R100 did not work for me at all. As a short film, I might have accepted it. But as a feature film it was way too long, offensive to anybody who has heard more about SM than “those people like pain” and more or less just a drawn-out rape joke.
R100 did surprise me. For something that so clearly has never seen any actual involvement from anybody involved in SM, it feels a lot ike Matsumoto created his very own wank template, getting off at the increasingly absurd specialties of the dominas and at Takafumi’s increasing discomfort with the arrangement.
And Takafumi gets ever more uncomfortable. As the club breaks one of his boundaries after the other (showing up at his workplace, in his home, involving his son, becoming increasingly more harmful), he is not liberated (which would have been one way to spin the story, he becomes terrified.
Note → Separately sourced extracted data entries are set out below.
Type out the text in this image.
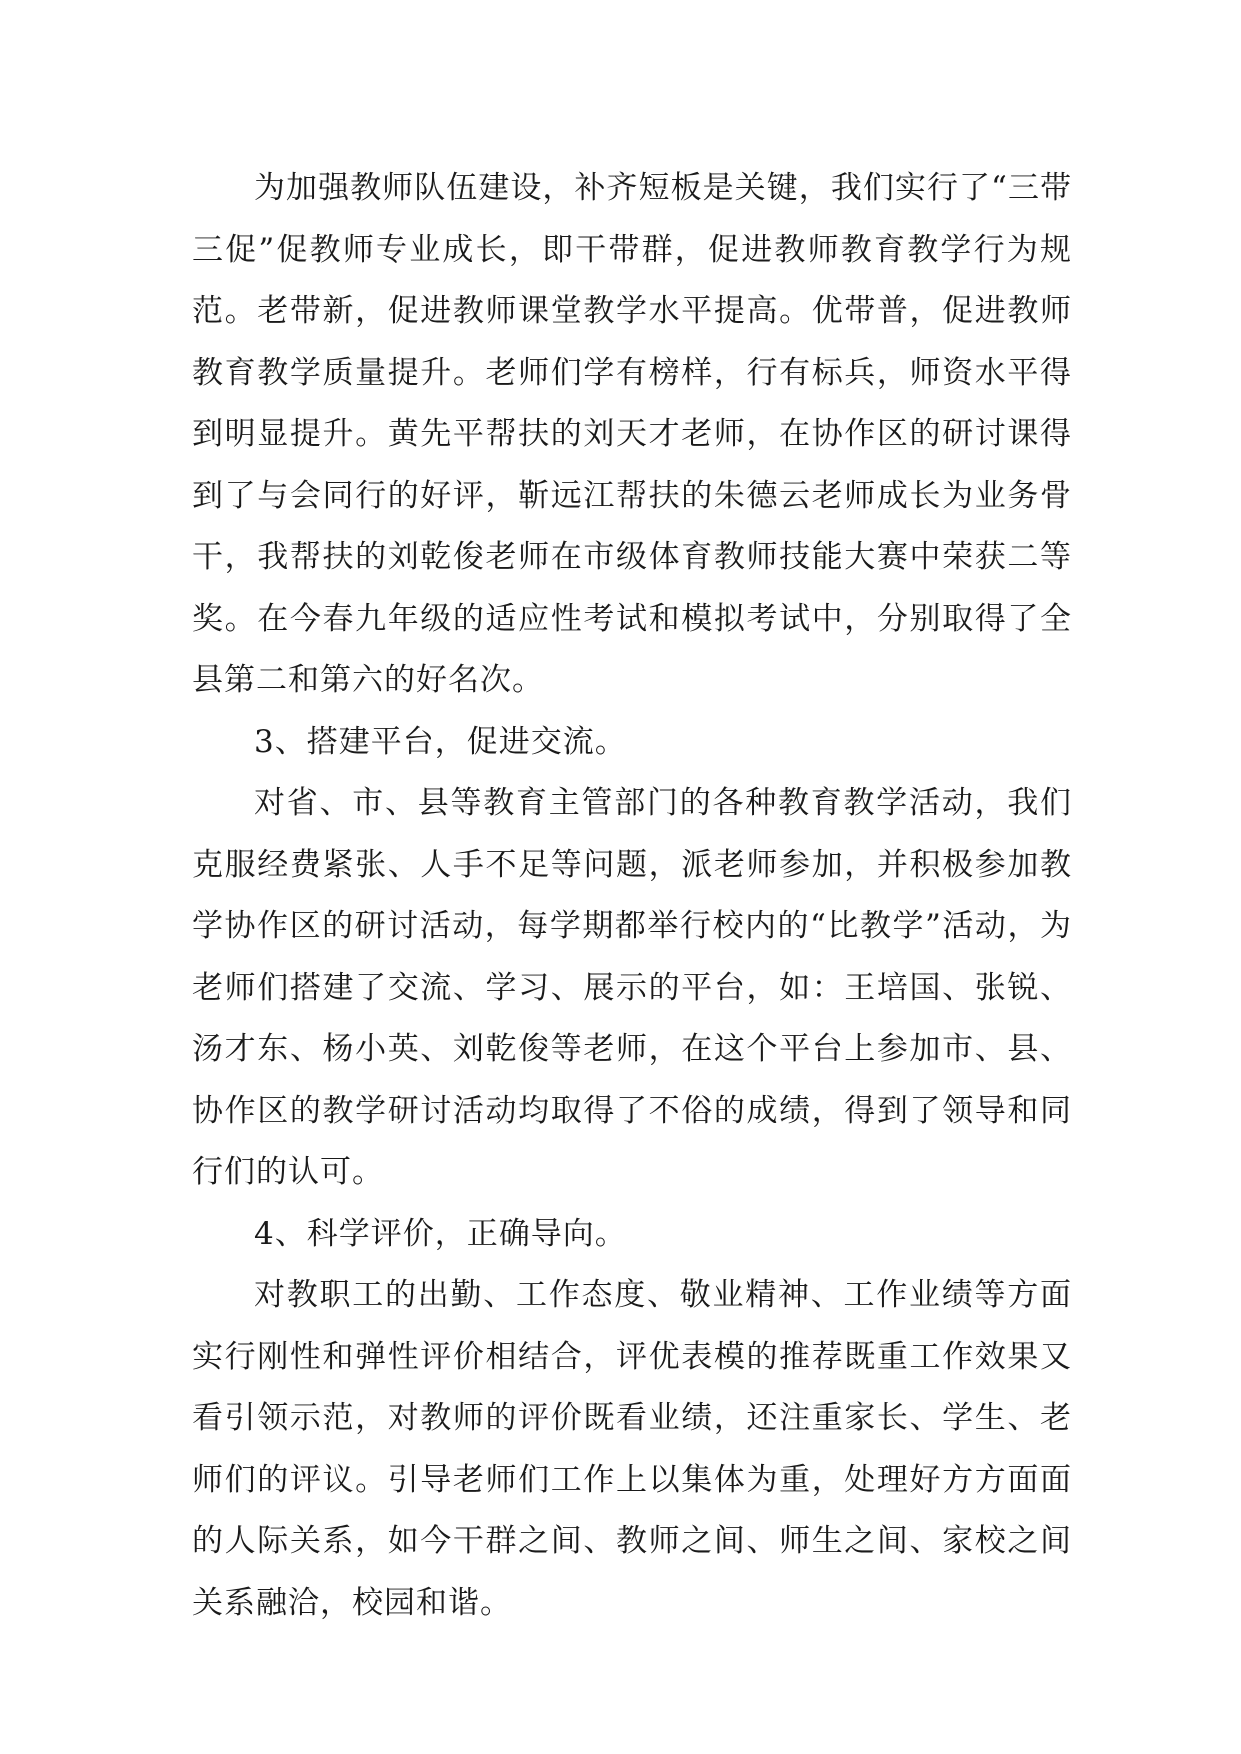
为加强教师队伍建设，补齐短板是关键，我们实行了“三带三促”促教师专业成长，即干带群，促进教师教育教学行为规范。老带新，促进教师课堂教学水平提高。优带普，促进教师教育教学质量提升。老师们学有榜样，行有标兵，师资水平得到明显提升。黄先平帮扶的刘天才老师，在协作区的研讨课得到了与会同行的好评，靳远江帮扶的朱德云老师成长为业务骨干，我帮扶的刘乾俊老师在市级体育教师技能大赛中荣获二等奖。在今春九年级的适应性考试和模拟考试中，分别取得了全县第二和第六的好名次。

3、搭建平台，促进交流。

对省、市、县等教育主管部门的各种教育教学活动，我们克服经费紧张、人手不足等问题，派老师参加，并积极参加教学协作区的研讨活动，每学期都举行校内的“比教学”活动，为老师们搭建了交流、学习、展示的平台，如：王培国、张锐、汤才东、杨小英、刘乾俊等老师，在这个平台上参加市、县、协作区的教学研讨活动均取得了不俗的成绩，得到了领导和同行们的认可。

4、科学评价，正确导向。

对教职工的出勤、工作态度、敬业精神、工作业绩等方面实行刚性和弹性评价相结合，评优表模的推荐既重工作效果又看引领示范，对教师的评价既看业绩，还注重家长、学生、老师们的评议。引导老师们工作上以集体为重，处理好方方面面的人际关系，如今干群之间、教师之间、师生之间、家校之间关系融洽，校园和谐。
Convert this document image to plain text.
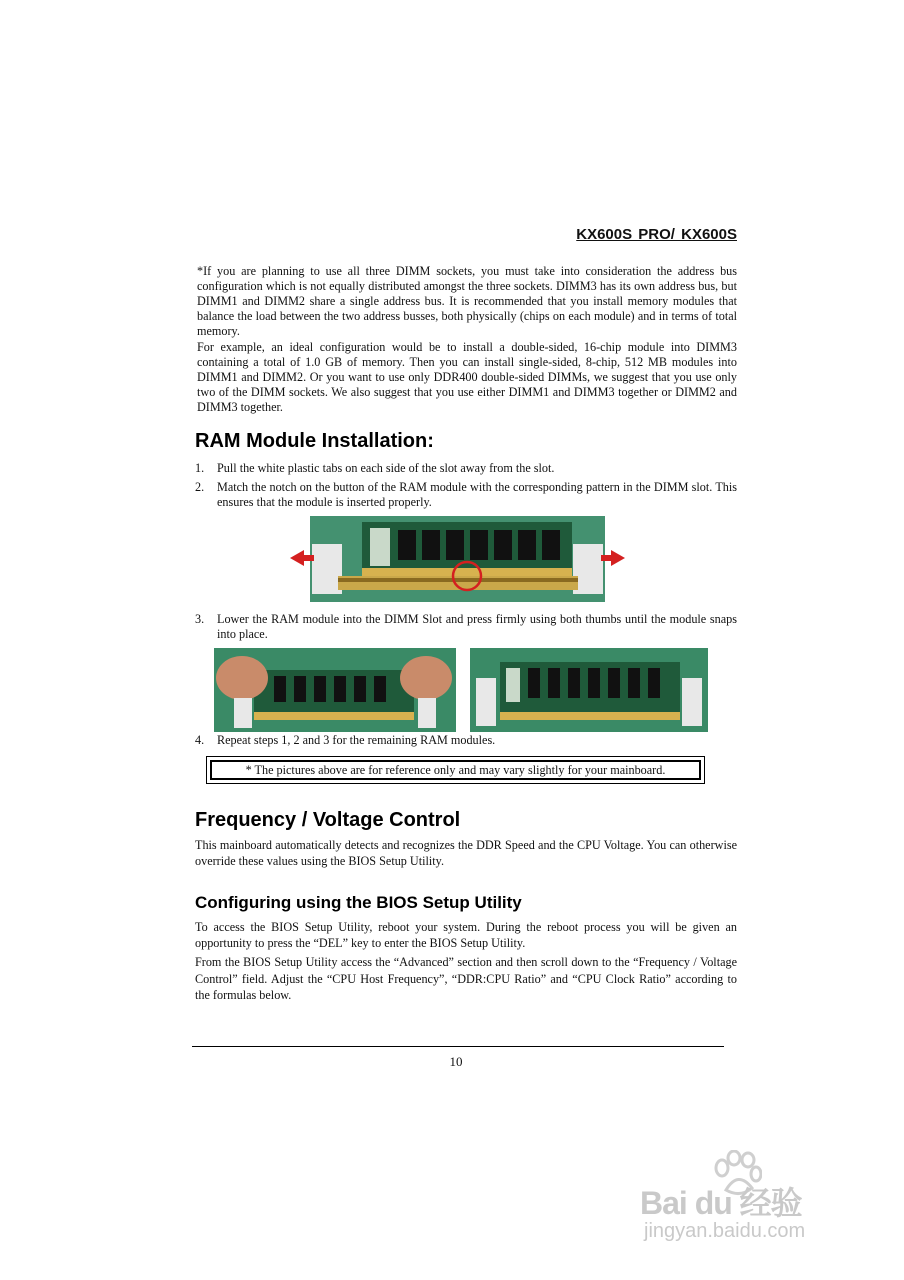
KX600S PRO/ KX600S

*If you are planning to use all three DIMM sockets, you must take into consideration the address bus configuration which is not equally distributed amongst the three sockets. DIMM3 has its own address bus, but DIMM1 and DIMM2 share a single address bus. It is recommended that you install memory modules that balance the load between the two address busses, both physically (chips on each module) and in terms of total memory.

For example, an ideal configuration would be to install a double-sided, 16-chip module into DIMM3 containing a total of 1.0 GB of memory. Then you can install single-sided, 8-chip, 512 MB modules into DIMM1 and DIMM2. Or you want to use only DDR400 double-sided DIMMs, we suggest that you use only two of the DIMM sockets. We also suggest that you use either DIMM1 and DIMM3 together or DIMM2 and DIMM3 together.

RAM Module Installation:
1.	Pull the white plastic tabs on each side of the slot away from the slot.
2.	Match the notch on the button of the RAM module with the corresponding pattern in the DIMM slot. This ensures that the module is inserted properly.
3.	Lower the RAM module into the DIMM Slot and press firmly using both thumbs until the module snaps into place.
4.	Repeat steps 1, 2 and 3 for the remaining RAM modules.
* The pictures above are for reference only and may vary slightly for your mainboard.
Frequency / Voltage Control

This mainboard automatically detects and recognizes the DDR Speed and the CPU Voltage. You can otherwise override these values using the BIOS Setup Utility.

Configuring using the BIOS Setup Utility

To access the BIOS Setup Utility, reboot your system. During the reboot process you will be given an opportunity to press the “DEL” key to enter the BIOS Setup Utility.

From the BIOS Setup Utility access the “Advanced” section and then scroll down to the “Frequency / Voltage Control” field. Adjust the “CPU Host Frequency”, “DDR:CPU Ratio” and “CPU Clock Ratio” according to the formulas below.

10
Bai du 经验
jingyan.baidu.com
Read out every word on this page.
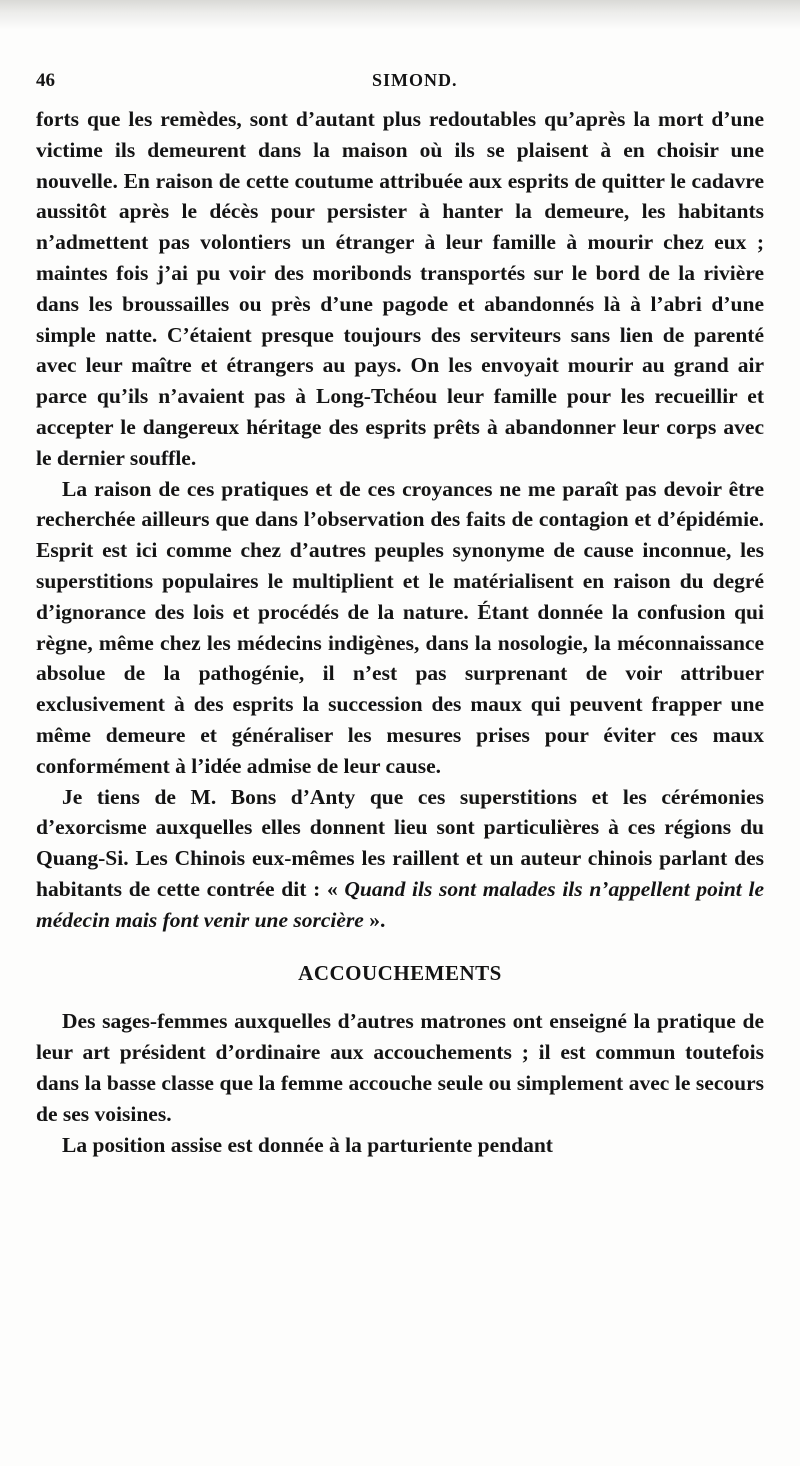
46	SIMOND.

forts que les remèdes, sont d’autant plus redoutables qu’après la mort d’une victime ils demeurent dans la maison où ils se plaisent à en choisir une nouvelle. En raison de cette coutume attribuée aux esprits de quitter le cadavre aussitôt après le décès pour persister à hanter la demeure, les habitants n’admettent pas volontiers un étranger à leur famille à mourir chez eux ; maintes fois j’ai pu voir des moribonds transportés sur le bord de la rivière dans les broussailles ou près d’une pagode et abandonnés là à l’abri d’une simple natte. C’étaient presque toujours des serviteurs sans lien de parenté avec leur maître et étrangers au pays. On les envoyait mourir au grand air parce qu’ils n’avaient pas à Long-Tchéou leur famille pour les recueillir et accepter le dangereux héritage des esprits prêts à abandonner leur corps avec le dernier souffle.

La raison de ces pratiques et de ces croyances ne me paraît pas devoir être recherchée ailleurs que dans l’observation des faits de contagion et d’épidémie. Esprit est ici comme chez d’autres peuples synonyme de cause inconnue, les superstitions populaires le multiplient et le matérialisent en raison du degré d’ignorance des lois et procédés de la nature. Étant donnée la confusion qui règne, même chez les médecins indigènes, dans la nosologie, la méconnaissance absolue de la pathogénie, il n’est pas surprenant de voir attribuer exclusivement à des esprits la succession des maux qui peuvent frapper une même demeure et généraliser les mesures prises pour éviter ces maux conformément à l’idée admise de leur cause.

Je tiens de M. Bons d’Anty que ces superstitions et les cérémonies d’exorcisme auxquelles elles donnent lieu sont particulières à ces régions du Quang-Si. Les Chinois eux-mêmes les raillent et un auteur chinois parlant des habitants de cette contrée dit : « Quand ils sont malades ils n’appellent point le médecin mais font venir une sorcière ».

ACCOUCHEMENTS

Des sages-femmes auxquelles d’autres matrones ont enseigné la pratique de leur art président d’ordinaire aux accouchements ; il est commun toutefois dans la basse classe que la femme accouche seule ou simplement avec le secours de ses voisines.

La position assise est donnée à la parturiente pendant
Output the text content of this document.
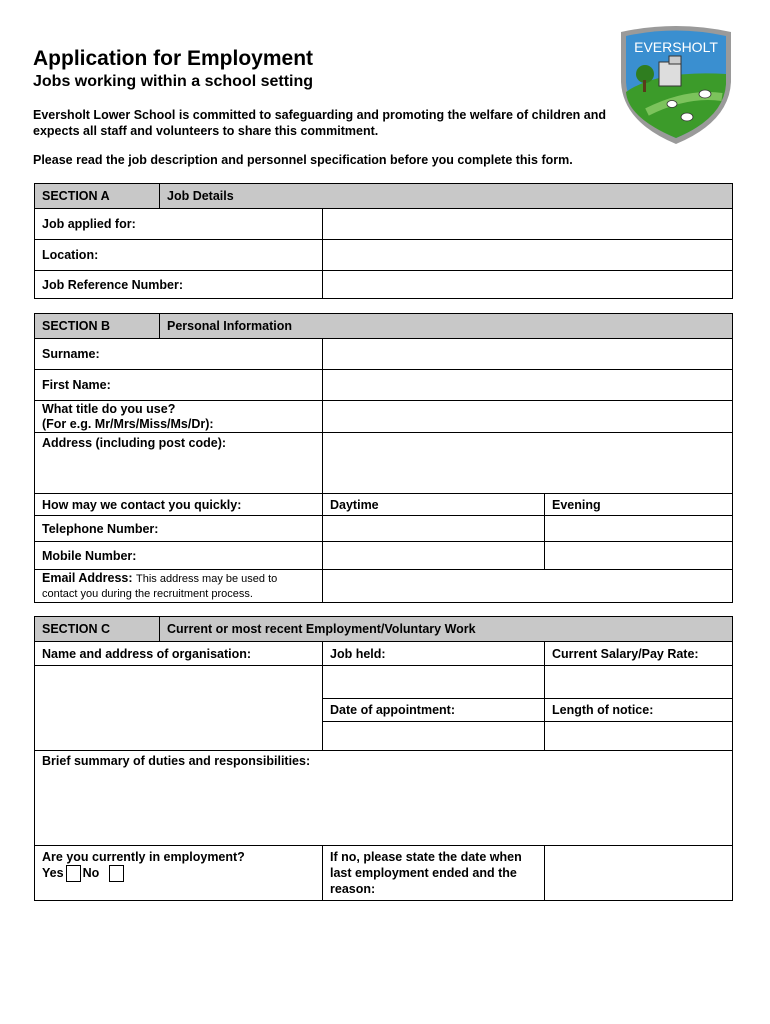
Application for Employment
Jobs working within a school setting

Eversholt Lower School is committed to safeguarding and promoting the welfare of children and expects all staff and volunteers to share this commitment.

Please read the job description and personnel specification before you complete this form.

EVERSHOLT
SECTION A	Job Details	
Job applied for:		
Location:		
Job Reference Number:		
SECTION B	Personal Information		
Surname:			
First Name:			

What title do you use?
(For e.g. Mr/Mrs/Miss/Ms/Dr):			

Address (including post code):			
How may we contact you quickly:		Daytime	Evening
Telephone Number:			
Mobile Number:			
Email Address: This address may be used to contact you during the recruitment process.			
SECTION C	Current or most recent Employment/Voluntary Work		
Name and address of organisation:		Job held:	Current Salary/Pay Rate:

		Date of appointment:	Length of notice:

Brief summary of duties and responsibilities:			

Are you currently in employment?
Yes No		If no, please state the date when last employment ended and the reason:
And the no cancellation policy of the club (which is already against every safe SM practice ever) turns an initially consensual deal into rape – and the audience is supposed to laugh at it.
Why they wouldn’t have left it at a short film (just the opening scene which was pretty strong, even if it still had nothing much to do with SM), I’ll never know, especially because the film is padded out more and more as it goes on, adding a completely unnecessary meta level (it could have been enjoyable if they had done a little more with it). The film gains a bit more life again when the CEO of the club (Lindsay Kay Hayward) appears but it’s too little too late.
It does have its moments and it does end on a high note – no pun intended – with probably the strangest Ode to Joy rendition ever. But unfortunately you have to drudge through a whole lot of shit until you get there.